Prozac Backlash by Joseph Glenmullen MD, page 232
For years the pharmaceutical industry was allowed to market its drugs only to doctors. It did this through medical journals, continuing medical education, sponsored events, sales calls, and junk mail. Then, in 1981, the drug industry proposed that the FDA allow advertising directly to consumers, arguing that the public should not be denied access to the "knowledge" that would be provided by such marketing. Four years later, the pharmaceutical industry got its foot in the door when the FDA agreed to allow "direct-to-consumer" (DTC) advertising. But the rules were strict, and the content of the ads was, therefore, limited: Drugs could be mentioned by name, but advertisements that discussed the treatment of specific conditions were required to include a lengthy list of side effects and contraindications (situations in which the drug should not be used). As a result, the ads were vague and unfocused, primarily brand-awareness campaigns designed to smooth the way at the doctor's office.

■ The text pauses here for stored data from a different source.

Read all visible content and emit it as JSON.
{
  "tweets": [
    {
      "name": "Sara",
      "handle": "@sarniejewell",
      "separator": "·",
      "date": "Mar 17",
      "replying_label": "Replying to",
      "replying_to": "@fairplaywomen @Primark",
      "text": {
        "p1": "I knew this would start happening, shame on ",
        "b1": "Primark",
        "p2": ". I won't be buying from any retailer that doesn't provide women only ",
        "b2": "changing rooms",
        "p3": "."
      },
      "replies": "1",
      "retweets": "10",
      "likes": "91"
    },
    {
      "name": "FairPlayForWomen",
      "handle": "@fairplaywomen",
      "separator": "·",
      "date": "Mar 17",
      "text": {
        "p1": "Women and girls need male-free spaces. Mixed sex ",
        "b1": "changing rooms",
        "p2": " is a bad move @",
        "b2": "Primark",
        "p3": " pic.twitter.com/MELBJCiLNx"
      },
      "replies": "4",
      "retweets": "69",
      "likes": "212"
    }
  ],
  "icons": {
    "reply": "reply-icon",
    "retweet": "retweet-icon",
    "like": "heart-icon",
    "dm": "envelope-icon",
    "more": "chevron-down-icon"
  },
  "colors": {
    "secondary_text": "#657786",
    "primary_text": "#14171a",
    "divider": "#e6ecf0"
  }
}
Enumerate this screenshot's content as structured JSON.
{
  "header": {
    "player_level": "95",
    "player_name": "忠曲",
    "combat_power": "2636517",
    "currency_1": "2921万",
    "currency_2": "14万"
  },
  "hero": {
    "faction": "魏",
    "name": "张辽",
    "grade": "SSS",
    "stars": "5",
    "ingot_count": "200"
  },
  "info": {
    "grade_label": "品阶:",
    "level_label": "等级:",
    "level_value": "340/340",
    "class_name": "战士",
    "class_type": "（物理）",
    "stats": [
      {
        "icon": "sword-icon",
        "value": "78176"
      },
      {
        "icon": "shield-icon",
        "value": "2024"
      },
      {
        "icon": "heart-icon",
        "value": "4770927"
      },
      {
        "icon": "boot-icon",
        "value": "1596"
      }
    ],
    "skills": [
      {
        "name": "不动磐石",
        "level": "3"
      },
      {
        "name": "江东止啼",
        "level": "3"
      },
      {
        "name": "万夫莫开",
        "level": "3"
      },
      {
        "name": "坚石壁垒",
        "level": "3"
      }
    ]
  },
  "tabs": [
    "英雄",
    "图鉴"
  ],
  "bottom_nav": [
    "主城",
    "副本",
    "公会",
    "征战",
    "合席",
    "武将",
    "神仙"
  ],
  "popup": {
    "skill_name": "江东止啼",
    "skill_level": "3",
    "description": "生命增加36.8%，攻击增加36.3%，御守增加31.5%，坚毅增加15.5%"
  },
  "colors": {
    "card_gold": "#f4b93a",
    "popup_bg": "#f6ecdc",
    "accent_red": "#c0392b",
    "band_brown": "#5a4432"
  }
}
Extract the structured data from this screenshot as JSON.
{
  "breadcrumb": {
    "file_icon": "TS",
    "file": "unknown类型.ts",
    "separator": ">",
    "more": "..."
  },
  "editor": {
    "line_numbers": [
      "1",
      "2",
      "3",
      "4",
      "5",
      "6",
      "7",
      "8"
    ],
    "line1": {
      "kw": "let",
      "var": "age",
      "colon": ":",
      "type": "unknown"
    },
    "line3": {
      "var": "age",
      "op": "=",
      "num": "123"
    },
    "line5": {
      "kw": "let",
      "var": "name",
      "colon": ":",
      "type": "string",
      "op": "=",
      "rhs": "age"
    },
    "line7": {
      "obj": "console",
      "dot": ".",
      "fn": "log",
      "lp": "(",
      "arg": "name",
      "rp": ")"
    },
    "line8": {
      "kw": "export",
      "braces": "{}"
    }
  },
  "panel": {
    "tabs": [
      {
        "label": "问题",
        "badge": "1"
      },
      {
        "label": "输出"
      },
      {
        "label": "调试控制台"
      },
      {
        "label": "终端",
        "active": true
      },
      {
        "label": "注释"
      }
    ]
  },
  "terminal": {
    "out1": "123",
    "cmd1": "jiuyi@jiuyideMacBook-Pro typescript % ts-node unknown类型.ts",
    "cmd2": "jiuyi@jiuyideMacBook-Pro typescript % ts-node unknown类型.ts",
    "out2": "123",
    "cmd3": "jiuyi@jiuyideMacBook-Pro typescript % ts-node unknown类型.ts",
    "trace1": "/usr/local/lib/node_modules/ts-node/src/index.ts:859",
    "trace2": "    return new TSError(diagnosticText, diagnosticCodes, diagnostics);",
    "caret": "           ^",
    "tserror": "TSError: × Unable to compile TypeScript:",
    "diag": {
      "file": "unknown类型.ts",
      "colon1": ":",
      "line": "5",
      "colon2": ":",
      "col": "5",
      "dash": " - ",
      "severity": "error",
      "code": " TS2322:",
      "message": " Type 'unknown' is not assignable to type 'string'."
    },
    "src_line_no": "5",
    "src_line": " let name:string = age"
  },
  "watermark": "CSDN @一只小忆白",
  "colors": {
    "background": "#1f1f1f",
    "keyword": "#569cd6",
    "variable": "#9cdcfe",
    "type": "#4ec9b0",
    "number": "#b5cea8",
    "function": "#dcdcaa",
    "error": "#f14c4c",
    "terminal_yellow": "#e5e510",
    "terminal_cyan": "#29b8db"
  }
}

Overdosed America by John Abramson MD, page 151
In the fall of 1971, the FDA also made a serious attempt to halt the growth of the increasingly popular field of alternative medicine. By defining all unorthodox medical treatments as "quackery," which they interpreted as "misinformation about health," the FDA attempted to prevent physicians, manufacturers, and consumers from practicing alternative therapies. The federal government's war against quackery was supported by the pharmaceutical companies and the AMA. In 1985 the pharmaceutical Advertising Council and the FDA solicited funds from the pharmaceutical industry to combat medical quackery; they also issued a joint statement addressed to the presidents of advertising and PR agencies nationwide, asking them to cooperate with the anti-quackery campaign.
Innocent Casualties by Elaine Feuer, page 11
Although it is entirely legal for a doctor to use a drug off-label, it is illegal for a drug company to advertise a drug for any purpose other than the one or ones approved by the FDA. By recruiting physicians to discuss off-label uses, therefore, the drug companies, in essence, bypass official channels and create a potent marketing force of physicians. One flagrant example of physicians aiding in marketing came to light when a whistleblower charged that Warner-Lambert had engaged in unlawful off-label marketing of the anti-epilepsy drug, Neurontin. In May 2004, Pfizer pled guilty to Medicaid fraud and agreed to pay fines of approximately $430 million.
On The Take by Jerome P Kassirer M.D., page 28
Government intervention is also warranted on industry-initiated and industry-sponsored "front organizations." These groups, often led by financially conflicted physicians, sponsor ventures such as pamphlets, brochures, pocket books, Web sites, and registries, and they have gotten out of hand, often subtly recommending off-label drugs and promoting expensive drugs. Although federal agencies have control over drug advertising, these ventures apparently have escaped detection and oversight. Nonetheless, they may have even more impact on the use and misuse of drugs than pharmaceutical advertising in medical journals and in the lay media. These publications masquerade as educational materials, but many are largely marketing efforts that deserve as much scrutiny as drug advertisements.